We cannot modify it directly, but we need to modify it again. The object handle appears. When a kernel object is created, a handle is returned. This is an opaque value. You only need to know that it can mark the object you created. When you need to modify the kernel object, you only need to pass the handle to the API provided by MS for you. This API naturally knows which object you need to modify. It is worth noting that these handle values are closely related to processes. That is to say, the handle created by process a can only be used in its own process and all its threads. If other processes attempt to access this handle, the call will fail. Of course, Ms also provides several methods for sharing kernel objects between processes.
The kernel object has a reference count that indicates how many times your kernel object has been referenced. Because the kernel objects are all in the kernel, the kernel must know when external objects do not need to be used.
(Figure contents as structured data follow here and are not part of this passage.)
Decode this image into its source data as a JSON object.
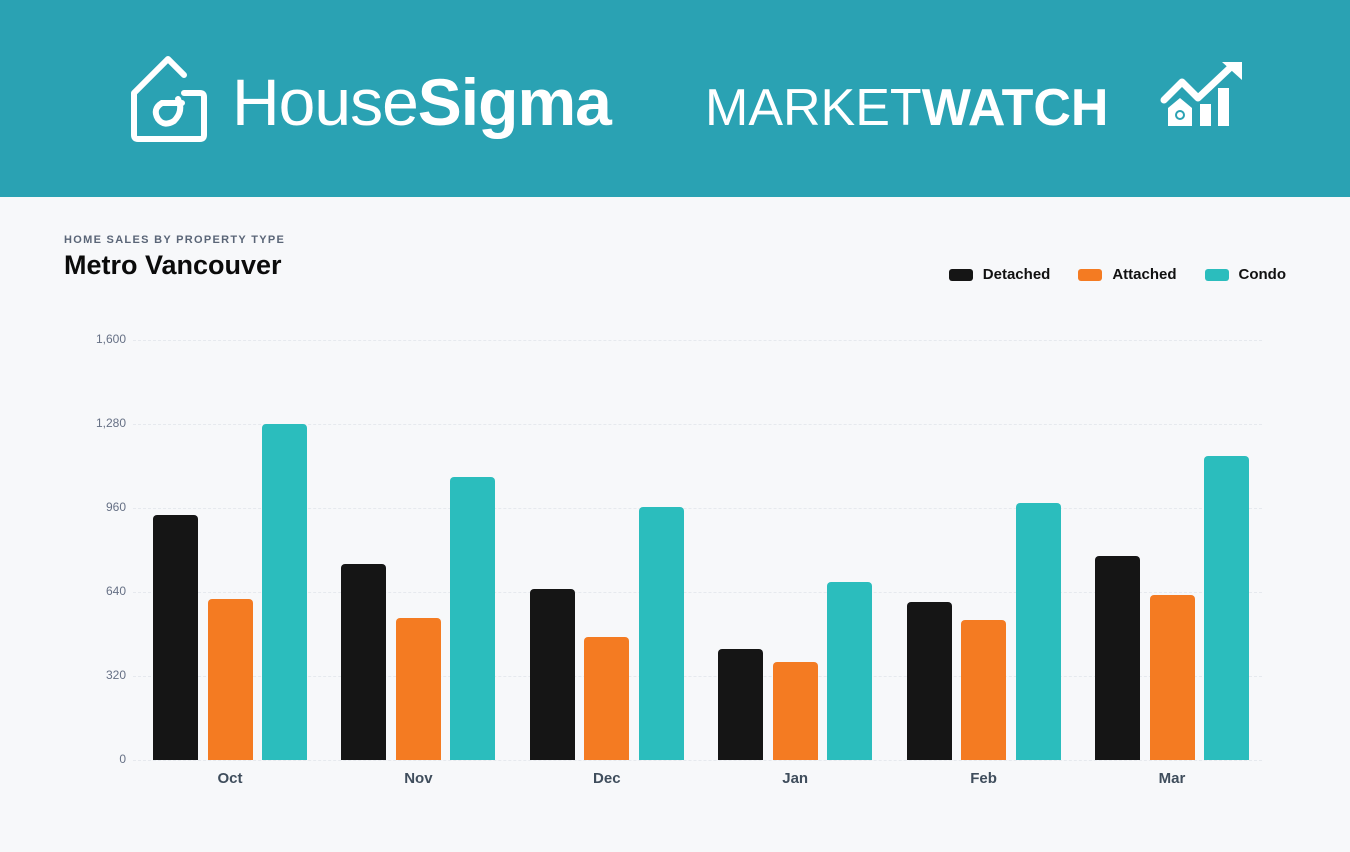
{
  "header": {
    "brand_light": "House",
    "brand_bold": "Sigma",
    "product_light": "MARKET",
    "product_bold": "WATCH",
    "logo_icon": "house-spiral-icon",
    "product_icon": "house-growth-chart-icon",
    "banner_color": "#2aa2b3"
  },
  "chart_header": {
    "subtitle": "HOME SALES BY PROPERTY TYPE",
    "title": "Metro Vancouver"
  },
  "legend": [
    {
      "label": "Detached",
      "color": "#151515"
    },
    {
      "label": "Attached",
      "color": "#f47b22"
    },
    {
      "label": "Condo",
      "color": "#2bbdbd"
    }
  ],
  "chart_data": {
    "type": "bar",
    "title": "Metro Vancouver",
    "subtitle": "HOME SALES BY PROPERTY TYPE",
    "xlabel": "",
    "ylabel": "",
    "categories": [
      "Oct",
      "Nov",
      "Dec",
      "Jan",
      "Feb",
      "Mar"
    ],
    "series": [
      {
        "name": "Detached",
        "color": "#151515",
        "values": [
          934,
          745,
          650,
          422,
          601,
          778
        ]
      },
      {
        "name": "Attached",
        "color": "#f47b22",
        "values": [
          612,
          541,
          470,
          372,
          535,
          629
        ]
      },
      {
        "name": "Condo",
        "color": "#2bbdbd",
        "values": [
          1281,
          1077,
          963,
          678,
          978,
          1159
        ]
      }
    ],
    "yticks": [
      "0",
      "320",
      "640",
      "960",
      "1,280",
      "1,600"
    ],
    "ylim": [
      0,
      1600
    ],
    "grid": true,
    "legend_position": "top-right"
  }
}
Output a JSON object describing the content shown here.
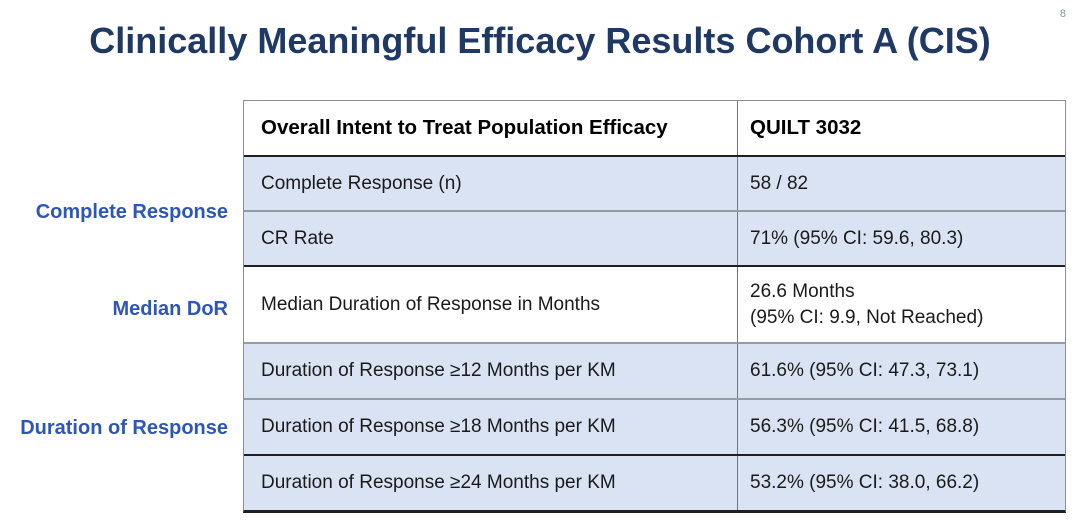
{
  "page": {
    "number": "8"
  },
  "title": "Clinically Meaningful Efficacy Results Cohort A (CIS)",
  "side_labels": [
    {
      "label": "Complete Response"
    },
    {
      "label": "Median DoR"
    },
    {
      "label": "Duration of Response"
    }
  ],
  "table": {
    "header": {
      "col1": "Overall Intent to Treat Population Efficacy",
      "col2": "QUILT 3032"
    },
    "rows": [
      {
        "label": "Complete Response (n)",
        "value": "58 / 82",
        "value2": ""
      },
      {
        "label": "CR Rate",
        "value": "71% (95% CI: 59.6, 80.3)",
        "value2": ""
      },
      {
        "label": "Median Duration of Response in Months",
        "value": "26.6 Months",
        "value2": "(95% CI: 9.9, Not Reached)"
      },
      {
        "label": "Duration of Response ≥12 Months per KM",
        "value": "61.6% (95% CI: 47.3, 73.1)",
        "value2": ""
      },
      {
        "label": "Duration of Response ≥18 Months per KM",
        "value": "56.3% (95% CI: 41.5, 68.8)",
        "value2": ""
      },
      {
        "label": "Duration of Response ≥24 Months per KM",
        "value": "53.2% (95% CI: 38.0, 66.2)",
        "value2": ""
      }
    ]
  },
  "colors": {
    "title_text": "#1F3864",
    "side_label_text": "#2E55B8",
    "row_fill_blue": "#DAE3F3",
    "dark_rule": "#1F1F1F",
    "gray_rule": "#959BA5",
    "page_number": "#8593AD"
  }
}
The reference count is for this purpose. When a kernel object is created for the first time, it is counted as 1. When another process accesses it, it will add 1. When a process calls closehandle and passes in its handle, its reference count is reduced by 1. When the kernel detects that the reference count is 0, it finds a proper time to release the object. It is worth noting that even if closehandle is not called, the kernel will release this object when all processes that use this kernel object exit. Therefore, make sure that no kernel object is retained in the system when no process references this object. Of course, if it is not released, it may cause a large amount of memory usage during the program running.
For kernel objects, we should also focus on their security descriptors in addition to their handles, although this security descriptor is used in common applications (such as common small software and client applications) is not used. But for some occasions, such as servers. Or in applications that require user identity. It indicates the permission to access this application.
When you create a kernel object, a psecurity_attributes parameter is input, for example:
Handle createfilemapping (
Handle hfile,
Psecurity_attributes PSA,
DWORD flprotect,
DWORD dwmaximumsizehigh,
DWORD dwmaximumsizelow,
Pctstr pszname );
Most applications pass null to PSA, so that any member in the Object Management Group has the same full access permissions as the object creator.
Psecurity_attributes is defined as follows:
Typedef struct _ psecurity_attributes {
DWORD nlength
Lpvoid lpsecuritydescriptor; // security descriptor.
Bool binherithandle;
} Psecurity_attributes;
For Object Security descriptions, only the second member lpsecuritydescriptor is useful. For example, if you want to open a file ing, you can perform the following operations.
Handle hmapping = openfilemapping (file_map_read, FASE, "myfilemapping ");
The input file_map_read indicates that you need to open the file and read it after it is opened. At this time, the kernel will perform a security check to check whether you have the permission to read the ing file. This check is determined by the security descriptor passed in when you previously created the file ing.